In November 2014, Clark and colleagues polled a nationally representative sample of parents of children aged 0 to 4 years about benefits and concerns of sharing parenting information on social media. Responses from 569 parents aged 18 years and older were assessed.
The majority of respondents (84% of mothers, 70% of fathers) reported using Facebook, online forums, blogs and other social media. Fifty-six percent of mothers said they discussed child health and parenting topics vs. 34% of fathers. The most common topics discussed were getting children to sleep, nutrition/eating tips, discipline, day care/preschool and behavior problems.
When asked about the value of social media, 72% of respondents said social media made them feel like they were not alone, 70% reported it was useful for learning what not to do, 67% said they could get advice from more experienced parents, and 62% said it reduced their worrying.
Oversharing was a common concern, and 74% of parents reported they knew another parent who shared too much information about a child on social media, including embarrassing information (56%), personal information that may identify a child’s location (51%) or inappropriate photos of children (27%).

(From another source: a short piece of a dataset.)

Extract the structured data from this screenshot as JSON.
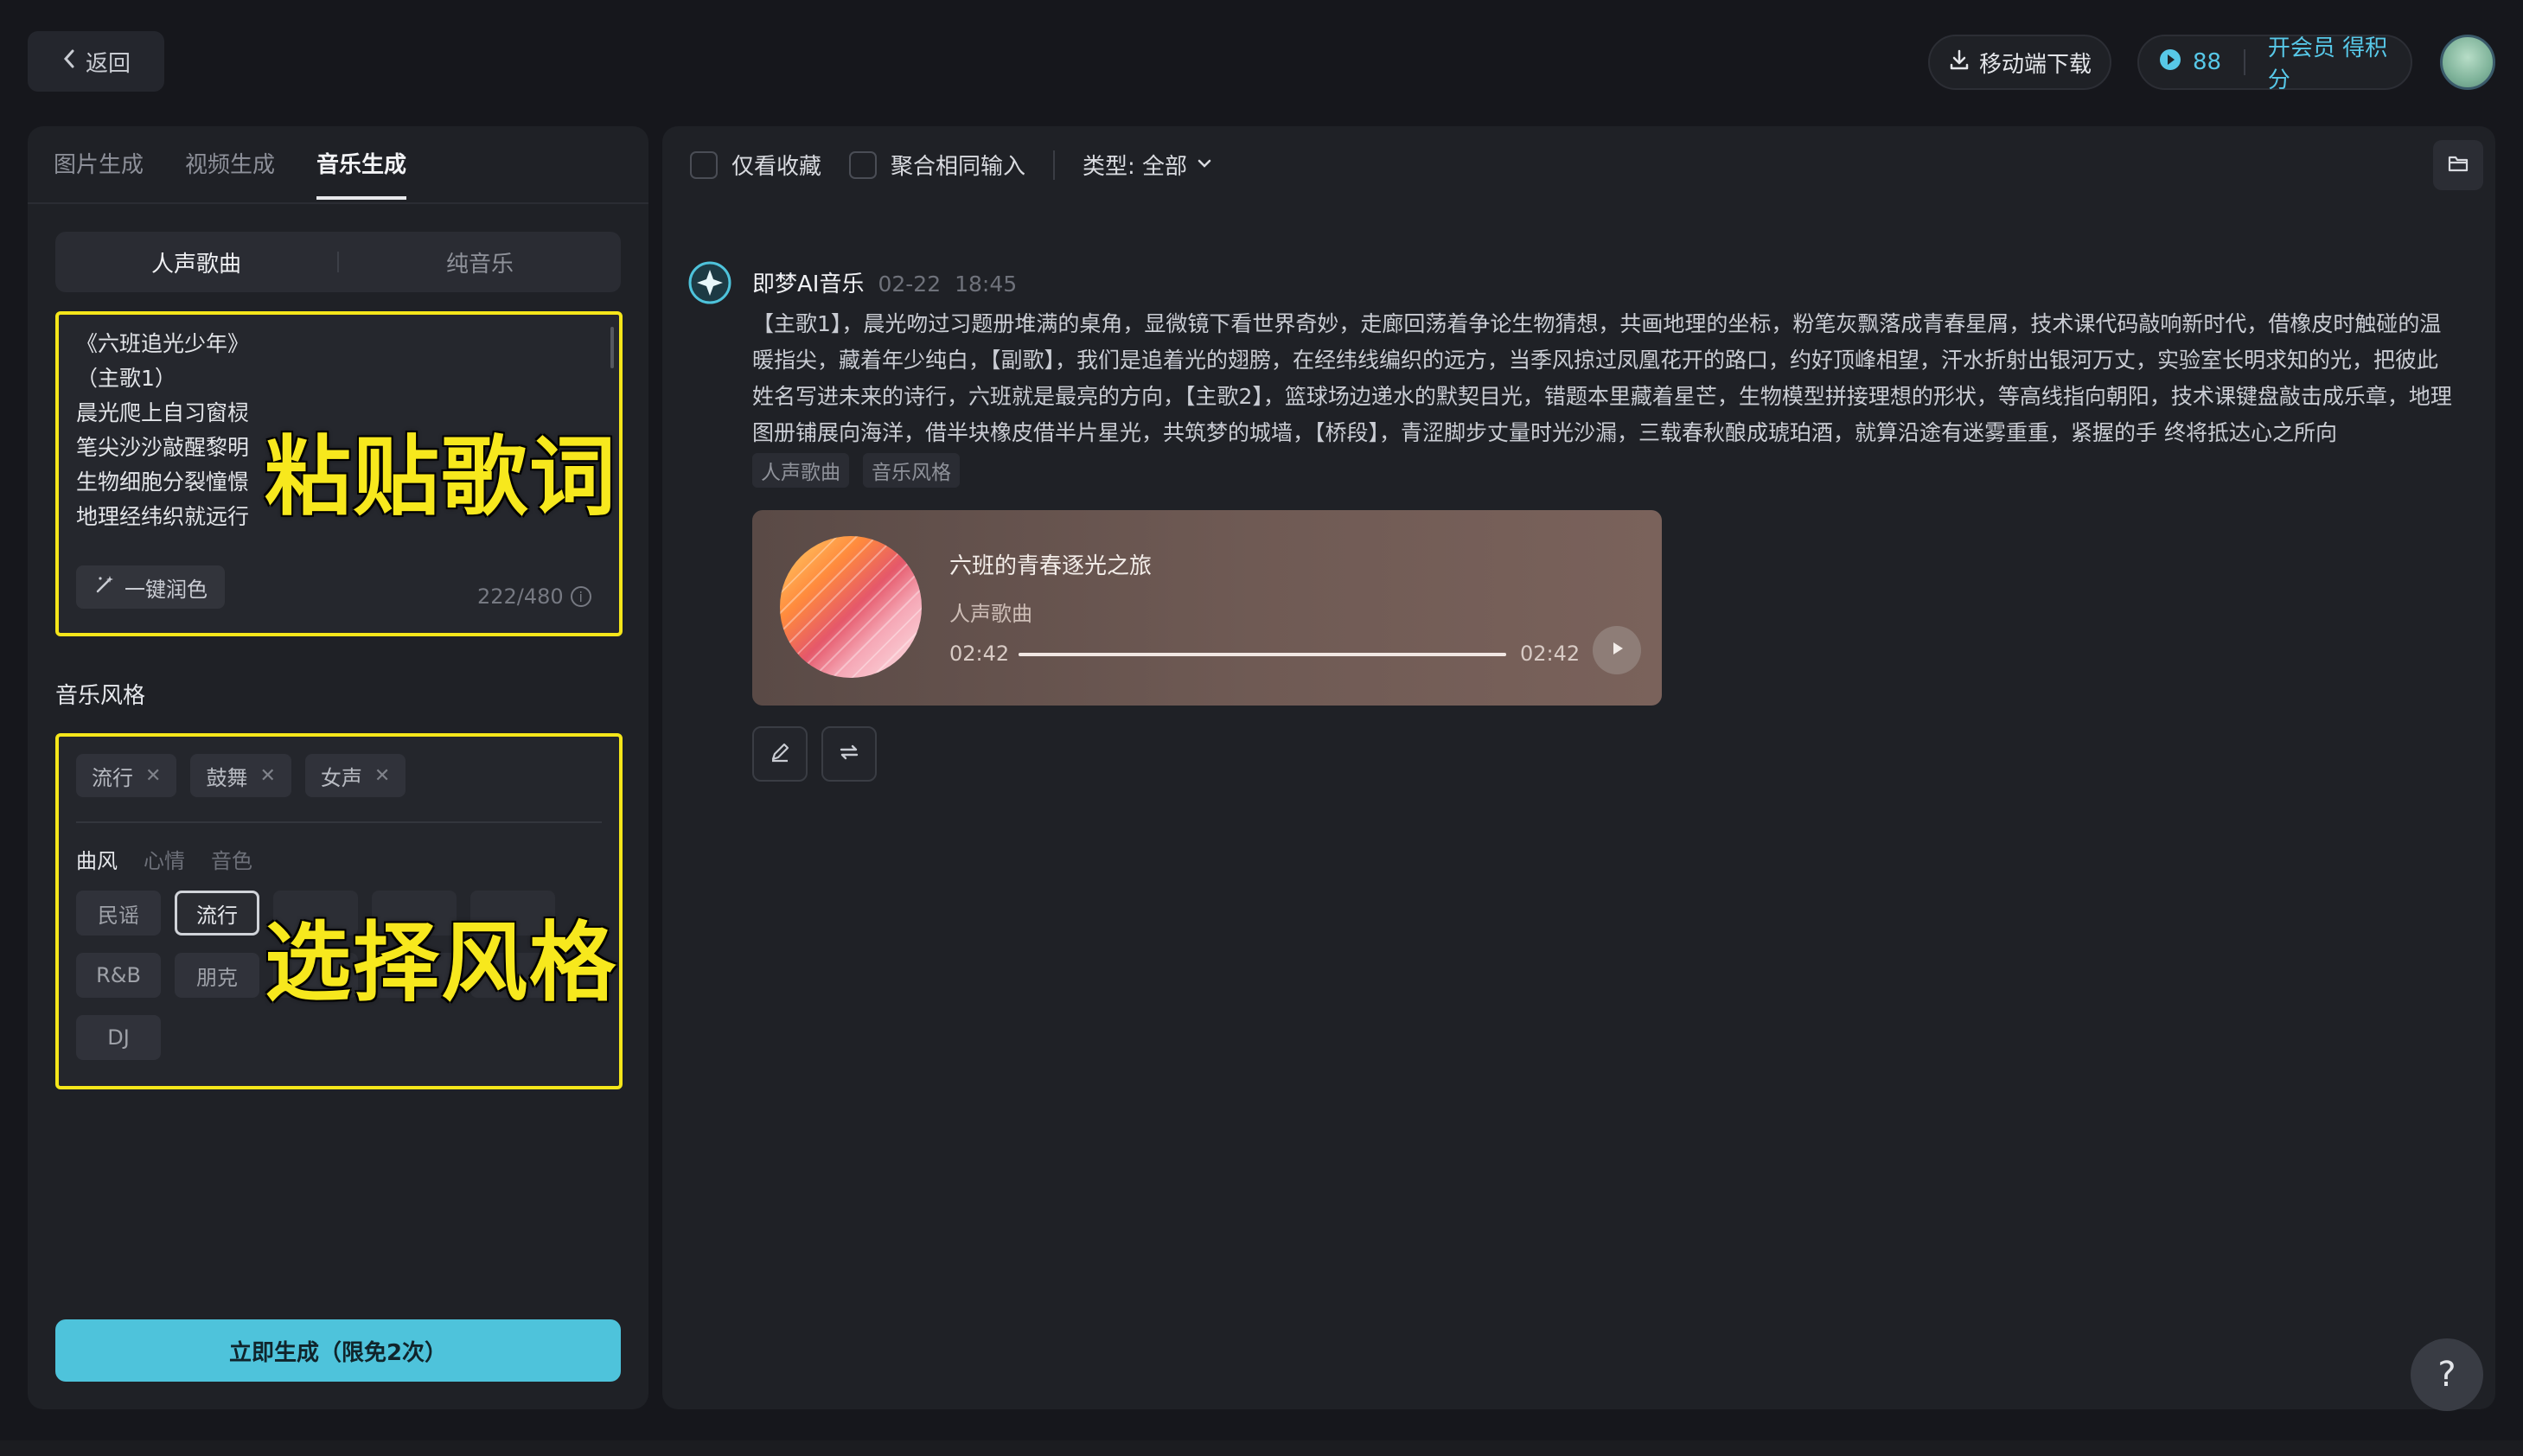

“These networks bring parents together in ways that were not possible before, allowing them to commiserate, trade tips and advice, share pride for milestones and reassure one another that they’re not alone,” Clark said in a press release. “However, there’s potential for the line between sharing and oversharing to get blurred. Parents may share information that their child finds embarrassing or too personal when they are older but once it is out there, it is hard to undo.
“Parents are responsible for their child’s privacy and need to be thoughtful about how much they share on social media so they can enjoy the benefits of camaraderie but also protect their children’s privacy today and in the future.”